Yesterday was the first track day I made it to since I richened up that area, and even though it was an exceptionally hot day I was able to do two full 15-minute sessions at high revs without the engine getting too hot. In the first session it peaked well under 210F, in the second it barely stayed under my "limp mode" limit of 215F but that was a huge improvement over getting just a few laps in before exceeding it.
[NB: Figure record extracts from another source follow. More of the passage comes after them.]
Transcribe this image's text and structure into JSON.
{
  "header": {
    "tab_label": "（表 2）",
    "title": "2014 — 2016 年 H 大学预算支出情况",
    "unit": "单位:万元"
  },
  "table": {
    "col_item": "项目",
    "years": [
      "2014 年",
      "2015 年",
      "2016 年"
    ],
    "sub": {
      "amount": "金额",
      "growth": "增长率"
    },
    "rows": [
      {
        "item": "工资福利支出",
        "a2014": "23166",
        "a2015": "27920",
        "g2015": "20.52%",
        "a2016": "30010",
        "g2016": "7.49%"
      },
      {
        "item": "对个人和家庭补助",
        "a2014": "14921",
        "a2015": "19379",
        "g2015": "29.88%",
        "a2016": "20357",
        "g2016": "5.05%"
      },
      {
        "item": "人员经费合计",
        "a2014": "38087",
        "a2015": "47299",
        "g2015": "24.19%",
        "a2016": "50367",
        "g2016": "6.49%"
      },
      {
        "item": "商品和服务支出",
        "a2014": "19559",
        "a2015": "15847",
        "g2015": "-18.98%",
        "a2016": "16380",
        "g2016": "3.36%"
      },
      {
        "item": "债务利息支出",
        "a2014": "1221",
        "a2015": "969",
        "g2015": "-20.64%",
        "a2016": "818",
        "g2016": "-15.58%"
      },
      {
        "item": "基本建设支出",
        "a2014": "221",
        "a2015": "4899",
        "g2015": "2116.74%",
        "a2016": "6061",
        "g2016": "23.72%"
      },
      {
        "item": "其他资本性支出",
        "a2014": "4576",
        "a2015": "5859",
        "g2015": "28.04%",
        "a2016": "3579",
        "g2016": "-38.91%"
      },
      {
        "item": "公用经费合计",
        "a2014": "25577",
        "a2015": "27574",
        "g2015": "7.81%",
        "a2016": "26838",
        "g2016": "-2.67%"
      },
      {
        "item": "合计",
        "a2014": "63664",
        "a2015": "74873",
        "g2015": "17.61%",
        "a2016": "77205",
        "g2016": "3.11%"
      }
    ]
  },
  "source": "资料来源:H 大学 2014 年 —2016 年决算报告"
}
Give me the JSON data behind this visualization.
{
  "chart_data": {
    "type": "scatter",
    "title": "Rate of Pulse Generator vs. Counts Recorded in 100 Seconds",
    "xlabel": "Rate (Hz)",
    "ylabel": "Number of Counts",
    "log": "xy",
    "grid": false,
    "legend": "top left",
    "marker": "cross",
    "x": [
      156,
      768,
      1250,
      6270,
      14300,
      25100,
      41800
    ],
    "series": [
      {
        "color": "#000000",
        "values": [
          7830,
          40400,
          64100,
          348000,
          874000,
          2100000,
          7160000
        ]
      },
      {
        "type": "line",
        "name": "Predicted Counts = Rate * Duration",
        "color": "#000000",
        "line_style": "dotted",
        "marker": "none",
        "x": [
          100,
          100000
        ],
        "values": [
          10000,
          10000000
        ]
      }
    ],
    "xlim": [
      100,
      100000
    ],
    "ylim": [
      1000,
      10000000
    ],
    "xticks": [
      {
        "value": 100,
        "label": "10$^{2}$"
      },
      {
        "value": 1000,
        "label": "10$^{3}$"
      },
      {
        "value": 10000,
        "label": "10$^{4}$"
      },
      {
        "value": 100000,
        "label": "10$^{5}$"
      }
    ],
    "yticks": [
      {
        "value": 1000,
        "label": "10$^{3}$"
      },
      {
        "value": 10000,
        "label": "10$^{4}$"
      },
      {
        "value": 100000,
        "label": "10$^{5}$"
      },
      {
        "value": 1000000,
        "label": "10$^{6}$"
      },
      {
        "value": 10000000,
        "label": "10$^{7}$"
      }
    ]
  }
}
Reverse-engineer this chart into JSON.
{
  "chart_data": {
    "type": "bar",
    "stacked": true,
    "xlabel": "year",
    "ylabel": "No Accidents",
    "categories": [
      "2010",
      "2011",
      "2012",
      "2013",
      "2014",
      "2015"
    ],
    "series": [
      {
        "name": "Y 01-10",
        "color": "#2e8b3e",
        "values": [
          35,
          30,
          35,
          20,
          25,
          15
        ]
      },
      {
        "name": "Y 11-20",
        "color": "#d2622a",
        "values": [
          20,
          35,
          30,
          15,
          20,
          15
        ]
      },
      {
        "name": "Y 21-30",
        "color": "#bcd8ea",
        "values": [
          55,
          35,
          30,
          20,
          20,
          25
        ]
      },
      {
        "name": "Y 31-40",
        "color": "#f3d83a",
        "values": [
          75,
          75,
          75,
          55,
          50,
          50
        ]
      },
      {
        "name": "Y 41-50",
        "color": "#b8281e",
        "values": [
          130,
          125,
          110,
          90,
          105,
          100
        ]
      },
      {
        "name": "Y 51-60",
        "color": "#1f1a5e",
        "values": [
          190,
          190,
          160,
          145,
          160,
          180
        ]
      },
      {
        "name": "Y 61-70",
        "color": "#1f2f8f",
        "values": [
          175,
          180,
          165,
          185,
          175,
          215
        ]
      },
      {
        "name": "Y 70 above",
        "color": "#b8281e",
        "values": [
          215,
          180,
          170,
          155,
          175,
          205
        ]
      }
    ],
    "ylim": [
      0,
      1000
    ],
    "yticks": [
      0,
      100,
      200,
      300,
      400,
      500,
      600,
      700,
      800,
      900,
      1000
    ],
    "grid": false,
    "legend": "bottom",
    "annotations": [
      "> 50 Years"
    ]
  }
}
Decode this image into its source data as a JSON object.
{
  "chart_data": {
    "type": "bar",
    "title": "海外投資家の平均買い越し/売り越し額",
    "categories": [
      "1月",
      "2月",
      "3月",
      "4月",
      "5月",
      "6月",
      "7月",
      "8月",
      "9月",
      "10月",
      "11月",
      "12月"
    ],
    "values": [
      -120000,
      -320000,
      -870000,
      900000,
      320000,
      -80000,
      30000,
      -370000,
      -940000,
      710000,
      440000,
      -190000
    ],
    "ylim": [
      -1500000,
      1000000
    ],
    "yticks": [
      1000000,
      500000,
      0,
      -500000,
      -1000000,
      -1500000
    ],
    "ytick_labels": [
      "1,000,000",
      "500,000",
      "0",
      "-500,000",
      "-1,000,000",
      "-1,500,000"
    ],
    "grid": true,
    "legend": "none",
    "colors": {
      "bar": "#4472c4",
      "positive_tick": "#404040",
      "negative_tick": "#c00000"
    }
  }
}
I think there's a bit more room to reduce heat through engine tuning and lots more room for improving airflow through the radiator.

dean1484
dean1484 GRM+ Memberand MegaDork
8/19/19 9:40 p.m.

Have you put a timing light on it to verify what your timing matches what you tuning said it is supposed to be set at?  Almost sounds like you have timing retarding as the rpms go up. Did you by chance get a base map from a motor with boost?  

GameboyRMH
GameboyRMH GRM+ Memberand MegaDork
8/20/19 8:26 a.m.

I've been using maps very close to the stock maps for the 4AGE bigport and smallport models. I think on Sunday I actually had a bit too much advance at high RPMs using a bigport-like map that gives it a couple extra degrees at full load and high revs, I think I'm going to take that out and make it more like the smallport map. I have the engine set to retard a couple of degrees at high IATs, so it tends to go more advanced as the car spends more time at higher speeds. I noticed the high-RPM power getting weaker later in the session so that suggests too much advance.